Comme le résumait le Président Mario Coppens, « la numérisation ne mènera pas nécessairement à des pertes massives d’emplois ni à une dégradation des conditions de travail. En tant que syndicalistes libéraux, nous sommes des optimistes, nous estimons que la digitalisation offre des opportunités à tout le monde. J’ai retenu de cette journée que le scénario idéal serait le suivant : les entreprises deviendront plus productives, les prix baissent, et plus d’emplois seront créés. Voilà pourquoi, nous sommes optimistes sans toutefois verser dans la naïveté. Les grandes entreprises vont devenir plus puissantes à un moment où de nombreux travailleurs risquent d’être mis sur la touche. C’est pourquoi il est vraiment important que tant le gouvernement que les partenaires sociaux veillent à ce que des mesures politiques adéquates soient prises.
- Investir davantage dans les formations pour que ceux dont l’emploi est menacé puissent acquérir les compétences pour évoluer avec leurs métiers, voire en changer,
- Accorder une partie équitable des gains de productivité aux travailleurs.
Voilà deux appels que nous lançons. C’est à ces conditions que la numérisation aura un impact positif sur l’économie et sur les citoyens.
Orienter les effets positifs
Dans la pratique, le cercle vertueux décrit ci-dessus ne s’enclenche pas. Non seulement la croissance de la productivité en Belgique est à un niveau historiquement bas, mais le manque de concurrence et la crise sanitaire amènent les entreprises à utiliser principalement les effets positifs de la digitalisation pour augmenter leurs marges bénéficiaires à l’avenir.
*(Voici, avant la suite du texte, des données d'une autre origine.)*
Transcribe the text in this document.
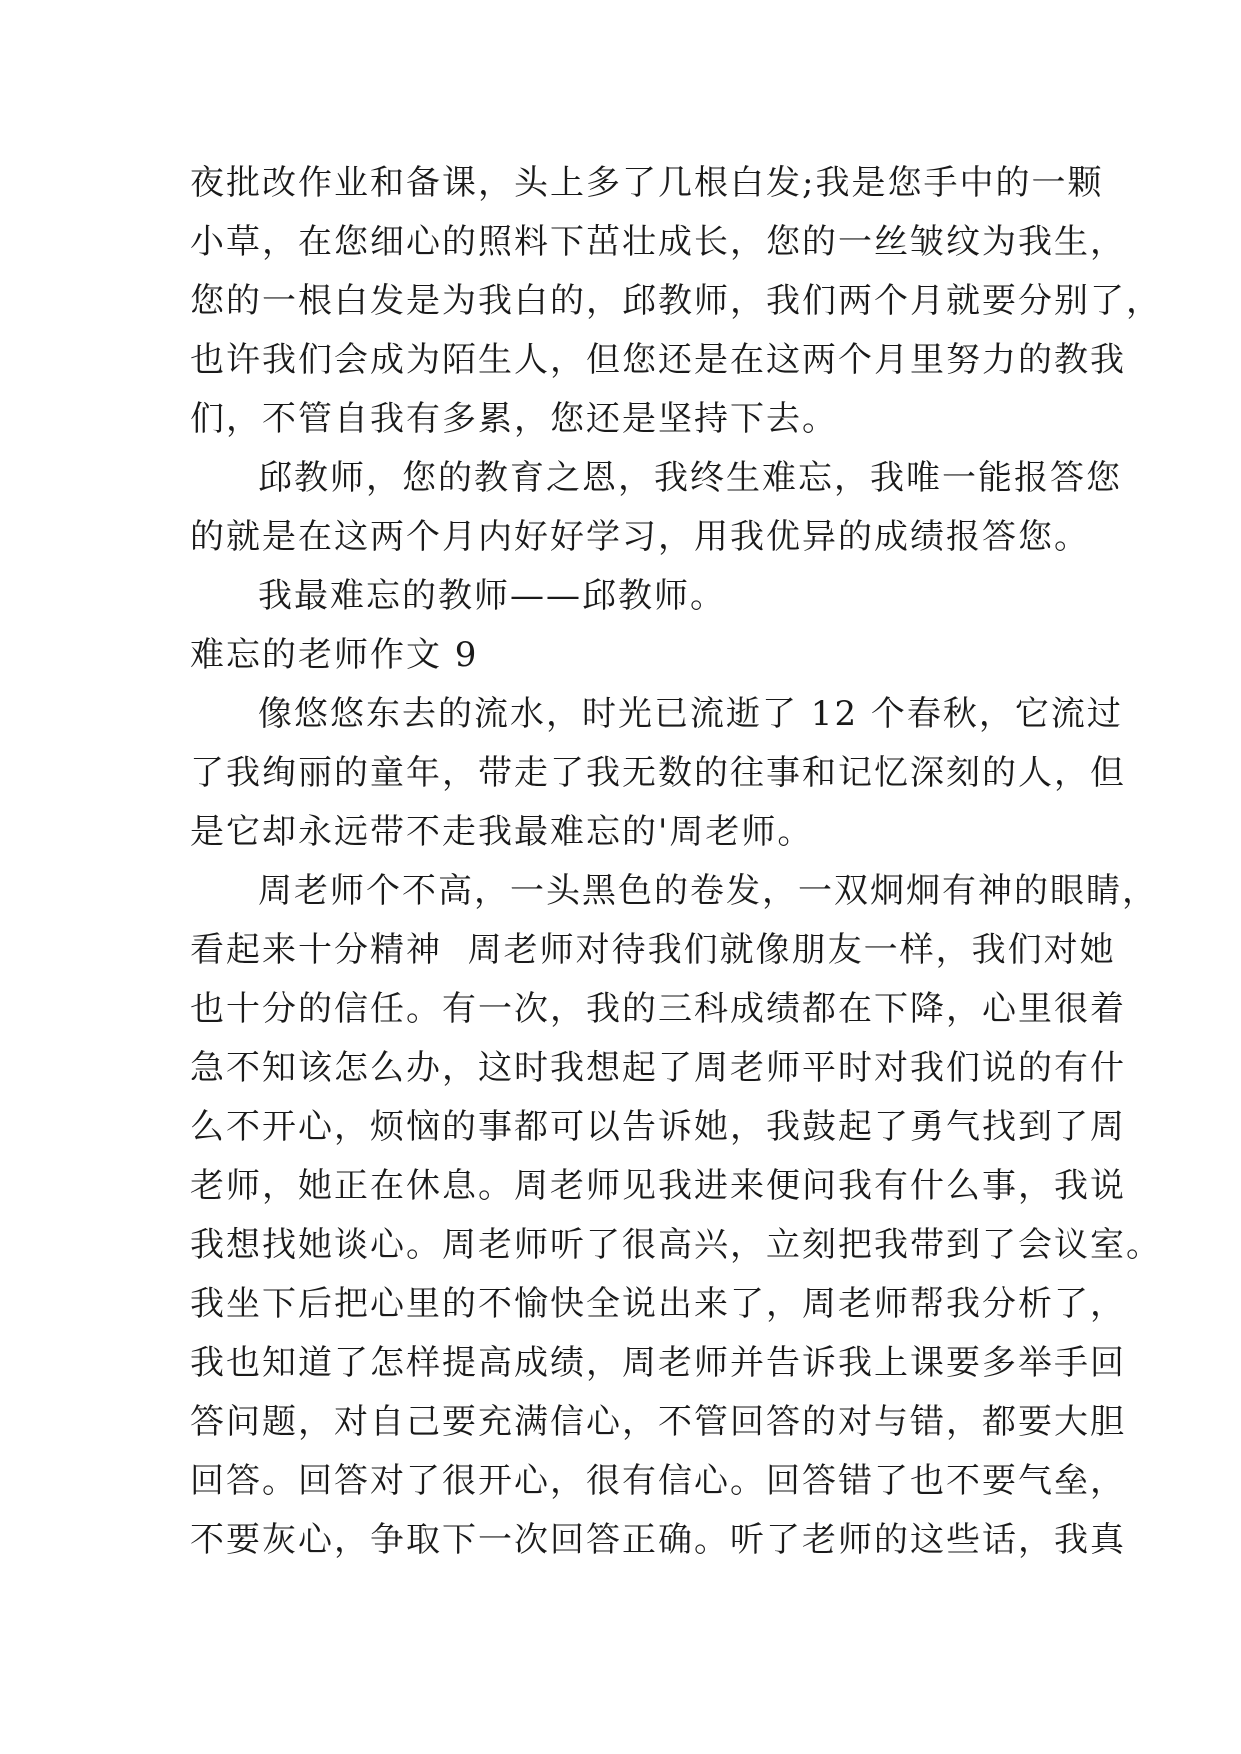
夜批改作业和备课，头上多了几根白发;我是您手中的一颗
小草，在您细心的照料下茁壮成长，您的一丝皱纹为我生，
您的一根白发是为我白的，邱教师，我们两个月就要分别了，
也许我们会成为陌生人，但您还是在这两个月里努力的教我
们，不管自我有多累，您还是坚持下去。
邱教师，您的教育之恩，我终生难忘，我唯一能报答您
的就是在这两个月内好好学习，用我优异的成绩报答您。
我最难忘的教师——邱教师。
难忘的老师作文 9
像悠悠东去的流水，时光已流逝了 12 个春秋，它流过
了我绚丽的童年，带走了我无数的往事和记忆深刻的人，但
是它却永远带不走我最难忘的'周老师。
周老师个不高，一头黑色的卷发，一双炯炯有神的眼睛，
看起来十分精神  周老师对待我们就像朋友一样，我们对她
也十分的信任。有一次，我的三科成绩都在下降，心里很着
急不知该怎么办，这时我想起了周老师平时对我们说的有什
么不开心，烦恼的事都可以告诉她，我鼓起了勇气找到了周
老师，她正在休息。周老师见我进来便问我有什么事，我说
我想找她谈心。周老师听了很高兴，立刻把我带到了会议室。
我坐下后把心里的不愉快全说出来了，周老师帮我分析了，
我也知道了怎样提高成绩，周老师并告诉我上课要多举手回
答问题，对自己要充满信心，不管回答的对与错，都要大胆
回答。回答对了很开心，很有信心。回答错了也不要气垒，
不要灰心，争取下一次回答正确。听了老师的这些话，我真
Voilà pourquoi le Syndicat libéral demande notamment :
- Une augmentation structurelle des investissements publics afin de lancer la reprise économique après la crise sanitaire et de renforcer la croissance de la productivité.
- La mise en place d'un système de liaison à la numérisation dans le cadre de la loi du 26 juillet 1996 sur la compétitivité, selon lequel les travailleurs des secteurs et des entreprises à forte productivité se voient attribuer une part équitable des bénéfices sous forme d’augmentations salariales structurelles en plus de la marge salariale.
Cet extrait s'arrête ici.